Can an independent contractor sue a general contractor for injuries he sustains on a construction site as a result of a “peculiar risk” inherent in the nature of the work? No, said the California Supreme Court in the case of Tverberg v. Fillner Construction, Inc., issued June 28, 2010, because the independent contractor assumes responsibility for workplace safety by entering into a contract requiring the performance of inherently dangerous work.
The case was brought by a licensed subcontractor, Jeffrey Tverberg, for injuries he sustained when he fell into a bollard hole while constructing a metal canopy over some fuel-pumping units. The holes had been dug by another subcontractor who had been hired to erect concrete posts for the expansion of a commercial fuel facility operated by an oil company. Tverberg sued Fillner Construction Company, the general contractor on the project, for physical and mental injuries under theories of negligence and premises liability.

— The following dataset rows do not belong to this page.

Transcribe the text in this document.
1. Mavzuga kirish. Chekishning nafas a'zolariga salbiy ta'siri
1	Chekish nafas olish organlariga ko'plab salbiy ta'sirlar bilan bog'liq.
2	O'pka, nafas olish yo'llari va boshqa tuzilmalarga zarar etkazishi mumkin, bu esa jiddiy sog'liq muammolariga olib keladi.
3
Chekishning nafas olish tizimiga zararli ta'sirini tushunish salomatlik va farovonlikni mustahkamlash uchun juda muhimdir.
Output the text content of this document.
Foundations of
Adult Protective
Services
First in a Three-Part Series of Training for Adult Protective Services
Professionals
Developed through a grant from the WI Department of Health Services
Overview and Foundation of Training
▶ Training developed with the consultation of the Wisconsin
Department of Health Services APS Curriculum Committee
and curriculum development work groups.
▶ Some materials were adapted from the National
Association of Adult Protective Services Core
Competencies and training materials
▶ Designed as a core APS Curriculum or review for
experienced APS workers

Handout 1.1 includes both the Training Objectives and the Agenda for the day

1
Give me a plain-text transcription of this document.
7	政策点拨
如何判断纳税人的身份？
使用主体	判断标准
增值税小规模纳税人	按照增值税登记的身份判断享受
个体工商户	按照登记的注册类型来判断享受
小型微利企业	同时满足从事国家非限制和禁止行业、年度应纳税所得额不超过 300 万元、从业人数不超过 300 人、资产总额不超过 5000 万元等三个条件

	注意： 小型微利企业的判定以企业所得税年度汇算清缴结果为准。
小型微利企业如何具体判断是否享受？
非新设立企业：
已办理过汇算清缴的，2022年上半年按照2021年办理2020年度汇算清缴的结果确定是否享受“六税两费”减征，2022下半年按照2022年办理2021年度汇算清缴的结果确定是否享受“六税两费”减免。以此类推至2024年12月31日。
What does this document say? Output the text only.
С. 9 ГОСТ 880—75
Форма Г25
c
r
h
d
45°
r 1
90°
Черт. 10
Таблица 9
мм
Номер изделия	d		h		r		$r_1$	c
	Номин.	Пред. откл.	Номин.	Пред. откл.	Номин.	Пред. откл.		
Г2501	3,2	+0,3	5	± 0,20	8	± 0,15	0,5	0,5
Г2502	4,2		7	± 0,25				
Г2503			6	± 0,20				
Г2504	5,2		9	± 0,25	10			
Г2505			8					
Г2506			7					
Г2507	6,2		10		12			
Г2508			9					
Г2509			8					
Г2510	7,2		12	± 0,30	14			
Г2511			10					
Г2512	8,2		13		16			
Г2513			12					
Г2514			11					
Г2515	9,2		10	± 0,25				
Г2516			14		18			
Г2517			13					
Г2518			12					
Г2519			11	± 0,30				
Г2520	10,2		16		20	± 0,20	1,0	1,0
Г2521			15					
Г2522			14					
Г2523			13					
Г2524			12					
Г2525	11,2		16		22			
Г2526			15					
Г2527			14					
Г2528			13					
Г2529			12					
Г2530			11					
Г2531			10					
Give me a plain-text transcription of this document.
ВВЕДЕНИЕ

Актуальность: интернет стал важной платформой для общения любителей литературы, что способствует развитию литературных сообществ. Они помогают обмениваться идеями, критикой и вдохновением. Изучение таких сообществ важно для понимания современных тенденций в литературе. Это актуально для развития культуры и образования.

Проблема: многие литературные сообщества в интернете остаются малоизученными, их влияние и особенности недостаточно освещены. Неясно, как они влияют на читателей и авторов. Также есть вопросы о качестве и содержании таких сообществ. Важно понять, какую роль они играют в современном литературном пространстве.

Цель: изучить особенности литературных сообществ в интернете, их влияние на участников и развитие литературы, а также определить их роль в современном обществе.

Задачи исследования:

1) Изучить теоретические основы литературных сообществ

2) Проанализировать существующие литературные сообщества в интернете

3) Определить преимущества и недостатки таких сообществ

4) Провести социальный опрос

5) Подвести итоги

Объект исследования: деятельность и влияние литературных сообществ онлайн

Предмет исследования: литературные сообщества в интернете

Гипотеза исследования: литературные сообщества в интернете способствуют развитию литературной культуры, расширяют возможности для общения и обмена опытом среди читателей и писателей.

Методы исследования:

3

The Court held that because Tverberg’s contract granted him the authority to determine the manner in which the work was to be performed, he assumed legal responsibility for taking whatever precautions were necessary to perform the work in a safe manner. Previously, in Privette v. Superior Court, the Court had held that the hirer of an independent contractor is not vicariously liable to the contractor’s employee who sustains on-the-job injuries resulting from a special or peculiar risk inherent in the work, because those injuries are covered by workers’ compensation insurance. By essentially expanding its decision in Privette to independent contractors, the Court further insulated general contractors from potential injury claims by sole proprietors such as Tverberg even though he was not subject to mandatory coverage for workplace injuries under the workers’ compensation system.